Beware The Free Estimate

We went to the Seattle Home Show this past weekend. The thing about the Home Show is that they’ve got everything, and I mean everything. So unless you enjoy being overwhelmed, you need to have a plan. This house needs a ton of things done to it before we sell, but this year we’re focusing on the outside. We’re working with a landscape designer and will be transforming this tired plot into a garden spot. With that in mind we went in looking for stone dealers and nurseries, and skipped the hot tub and vinyl siding booths. But we got suckered into signing a few info cards with the window dealers in return for a chance at $10,000 worth of free windows.

Big Mistake.

They’re all calling up asking for sales appointments. Since it’s what I do all day long I can see right through them – like Simon says: you can’t bullsh*t a bullsh*tter.

We had one company drop by last night for a “free quote”. They said it would be 60-90 minutes. It went two and a half hours. They were training a new sales guy, so we got the double team. At first it was fun because I got to play the buyer role and ask all the tough questions that I’ve been asked over the years; but when I asked him to skip certain sections (like the 15 pages of 10-year-old magazine articles), he didn’t know what to do and kept blathering. I warned him, salesman to salesman, not to talk himself out of the sale. He picked up on it and finished up and handed it over to the senior rep.

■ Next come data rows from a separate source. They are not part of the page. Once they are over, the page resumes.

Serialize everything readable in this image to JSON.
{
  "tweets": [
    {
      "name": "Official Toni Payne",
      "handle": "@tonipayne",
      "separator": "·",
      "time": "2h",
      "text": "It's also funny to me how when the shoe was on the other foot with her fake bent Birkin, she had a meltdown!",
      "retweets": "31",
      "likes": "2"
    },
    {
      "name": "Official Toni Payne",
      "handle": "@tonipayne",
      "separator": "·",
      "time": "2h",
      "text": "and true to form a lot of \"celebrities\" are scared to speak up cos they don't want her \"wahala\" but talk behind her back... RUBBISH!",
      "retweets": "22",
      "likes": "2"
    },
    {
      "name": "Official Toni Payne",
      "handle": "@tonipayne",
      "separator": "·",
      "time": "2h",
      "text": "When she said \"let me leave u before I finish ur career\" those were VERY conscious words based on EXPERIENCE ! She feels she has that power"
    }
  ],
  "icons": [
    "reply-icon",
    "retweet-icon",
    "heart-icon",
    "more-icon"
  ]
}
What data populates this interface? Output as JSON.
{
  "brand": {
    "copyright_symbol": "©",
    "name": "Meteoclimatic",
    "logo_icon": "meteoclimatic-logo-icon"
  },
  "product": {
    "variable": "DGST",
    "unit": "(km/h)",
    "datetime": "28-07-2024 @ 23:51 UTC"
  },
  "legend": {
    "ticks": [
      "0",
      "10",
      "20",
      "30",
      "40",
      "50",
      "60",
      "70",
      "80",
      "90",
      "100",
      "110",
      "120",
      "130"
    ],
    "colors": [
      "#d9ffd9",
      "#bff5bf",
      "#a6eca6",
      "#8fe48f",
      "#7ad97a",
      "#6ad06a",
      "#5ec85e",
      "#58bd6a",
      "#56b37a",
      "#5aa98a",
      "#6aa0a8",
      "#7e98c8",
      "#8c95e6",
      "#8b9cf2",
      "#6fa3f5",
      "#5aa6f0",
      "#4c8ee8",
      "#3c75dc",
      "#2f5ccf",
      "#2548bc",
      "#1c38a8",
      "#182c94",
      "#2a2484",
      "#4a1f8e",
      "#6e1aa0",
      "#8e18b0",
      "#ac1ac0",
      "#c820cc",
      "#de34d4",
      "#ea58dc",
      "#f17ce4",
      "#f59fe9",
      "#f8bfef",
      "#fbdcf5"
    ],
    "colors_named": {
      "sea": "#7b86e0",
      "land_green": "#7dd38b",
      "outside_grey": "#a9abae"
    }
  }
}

She, however, didn’t pick up on it. She proceeded to go through the entire infomercial about how great their windows are, when all we wanted was the cliff notes version and an estimate. We went through this whole process when we replaced the windows in our first home. We told her that the whiz-bang-super-duper-dope-fly-monkey windows were overkill and that we’re looking more into the mid-range stuff. So she asks to use the phone to call her manager for a price on the standard double-pane stuff. She repeats our position to the manager in a tone & wording that is designed to make us think we’re making the wrong decision. All it did was turn me off.

Turns out they only do double-pane for commercial construction, and only sell triple-pane for residential. I’m sure she knows exactly what they do and don’t do, and has pricing for it all in her little pink rollaway bag.

Then she gets into the pricing and discounting. Seriously Ron Popeil-esque, ‘but wait, there’s more…’. Another call to the manager for more discounts. I told her I wasn’t going to sign anything right there and that I wanted to look at multiple offers side-by-side, but that I’d be making the decision in the next 10 days. She just couldn’t digest that. She called the manager a third time (on our phone, not her cell phone, no less), and told him what was going on.

…He’s being, what people commonly say is ‘stubborn’…

She’s sitting in my kitchen, wasting my time, on my telephone, calling me names?!?!

When she hung up the phone it was all I could do to contain the outrage.

First of all I’m looking to buy windows, not a used car, so quit calling the manager; second, I don’t appreciate being called ‘stubborn’ when, as a responsible consumer, I’m just trying to see what’s going on in the window market.” I said as she tried to backpedal, looking to shoehorn her foot from her mouth, “And the longer you stay in my house, the less likely I am to buy windows from you!

The kid was very cool about it. She was totally rattled, and practically ran from the house. They sat in our driveway for about 20 minutes talking before they finally split. I’m sure she thinks she lost the sale. We priced it out this morning against what we paid at the old house, and she’s right, they’re more than double what we paid even when inflation is accounted for.

When you go looking for windows, beware the “free estimate”. Time is money; they are anything but free.

1 Comments:

Blogger Humbaba said...

I'd have thrown them out after 15 minutes, if that. Crickey.